Native integration between Veeam and Object Storage has and continues to be one of the most discussed topics across the Veeam community in my opinion. Before B&R v9.5U4 was released, organisations had to rely on third-party solutions to function as gateways to object storage with Veeam jobs tweaked in such a manner to reduce or eliminate any ‘calls’ to backups written to object storage to minimise egress and access fees. Often these solutions didn’t scale well, inefficient and proved cumbersome to manage.
With B&R v9.5U4 came Cloud Tier, a feature that provided native object storage integration within Veeam for Amazon S3, Azure BLOB Storage, IBM Cloud object storage and S3-compatible service providers or on-premises storage supported.
When implemented, Veeam Cloud Tier enabled organisations to retain backups for long-term in object storage. Backups that had aged past an operational restore window interval defined on the Capacity Tier would be moved from the performance extent within a Scale-Out Backup Repository (SOBR) onto the capacity tier (object storage).
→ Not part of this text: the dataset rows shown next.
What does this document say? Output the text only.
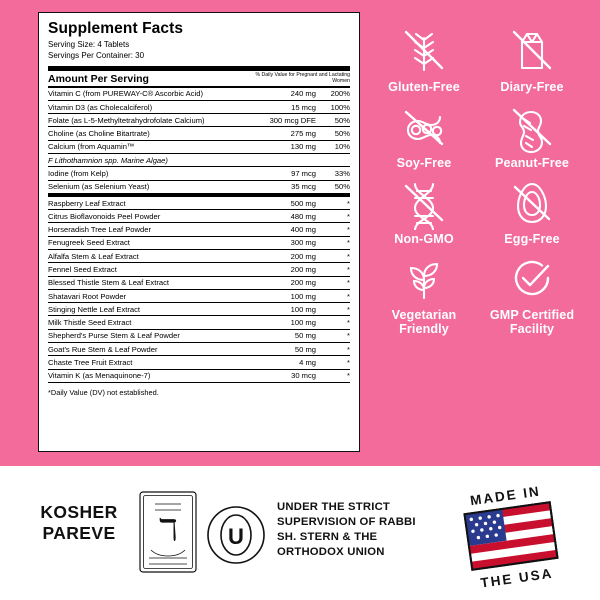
Supplement Facts
Serving Size: 4 Tablets
Servings Per Container: 30
Amount Per Serving	% Daily Value for Pregnant and Lactating Women
Vitamin C (from PUREWAY-C® Ascorbic Acid)	240 mg	200%
Vitamin D3 (as Cholecalciferol)	15 mcg	100%
Folate (as L-5-Methyltetrahydrofolate Calcium)	300 mcg DFE	50%
Choline (as Choline Bitartrate)	275 mg	50%
Calcium (from Aquamin™	130 mg	10%
F Lithothamnion spp. Marine Algae)		
Iodine (from Kelp)	97 mcg	33%
Selenium (as Selenium Yeast)	35 mcg	50%
Raspberry Leaf Extract	500 mg	*
Citrus Bioflavonoids Peel Powder	480 mg	*
Horseradish Tree Leaf Powder	400 mg	*
Fenugreek Seed Extract	300 mg	*
Alfalfa Stem & Leaf Extract	200 mg	*
Fennel Seed Extract	200 mg	*
Blessed Thistle Stem & Leaf Extract	200 mg	*
Shatavari Root Powder	100 mg	*
Stinging Nettle Leaf Extract	100 mg	*
Milk Thistle Seed Extract	100 mg	*
Shepherd's Purse Stem & Leaf Powder	50 mg	*
Goat's Rue Stem & Leaf Powder	50 mg	*
Chaste Tree Fruit Extract	4 mg	*
Vitamin K (as Menaquinone-7)	30 mcg	*
*Daily Value (DV) not established.
Gluten-Free	Diary-Free
Soy-Free	Peanut-Free
Non-GMO	Egg-Free
Vegetarian Friendly
GMP Certified Facility
KOSHER PAREVE	ℸ U
UNDER THE STRICT SUPERVISION OF RABBI SH. STERN & THE ORTHODOX UNION
MADE IN
THE USA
This is referred to as the ‘Move Mode’ feature within Cloud Tier.
However, Cloud Tier wasn’t suitable for all organisations, Organisations that wanted to achieve 3-2-1 with Cloud Tier couldn’t because the feature never created another copy, it moved the backup files, not copy them. It also wasn’t suitable for disaster recovery because the latest backups weren’t moved until they were sealed, most organisations that created weekly fulls were faced with their most recent restore points being 7 days old. This meant that organisations were still forced to use cloud gateways to create secondary copies for 3-2-1 / disaster recovery when targeting object storage. Veeam Cloud Tier was certainly a step in the right direction but not quite the full solution that some organisations were hoping for, I discuss these limitations in more depth here.
With B&R v10, Veeam is taking another step, with the addition of a new enhancement to Cloud Tier called ‘Copy Mode’, unlike the previously discussed ‘Move Mode’ which moved backups to object storage, Copy Mode (as the name implies) will copy backups to object storage. What’s great about this feature is that it can be enabled in addition to Move Mode, meaning organisations can still get the benefits from offloading aged backups to object storage while immediately copying recent backup files for disaster recovery / 3-2-1 purposes.
“Copy Mode is an additional policy you can set against the Capacity Tier extent of the Scale-Out Backup Repository (SOBR), which is backed by an Object Storage repository. Once selected, any backup files that are created as part of any standard backup or backup copy job will be copied to the Capacity Tier. This fully satisfies the 3-2-1 rule of backup, which asks for one full copy of your data off-site.” https://www.veeam.com/blog/v10-sneak-peek-cloud-tier-copy-mode.html
To be clear, this isn’t Veeam supporting backups directly to object storage, Capacity Tier still requires a Performance Tier be configured for backups to land on first. As always, Veeam supports a large variety of storage systems to act as the performance tier, the more creative organisations can even leverage cloud VMs as backup repositories to eliminate all on-premises backup storage.
In summary, for organisations looking to achieve 3-2-1 with object storage natively within Veeam, v10 is bringing some big improvements. The ‘Copy Mode’ enhancement should be enough for most organisations to finally ditch their cloud gateways and fully utilise the benefits of Cloud Tier.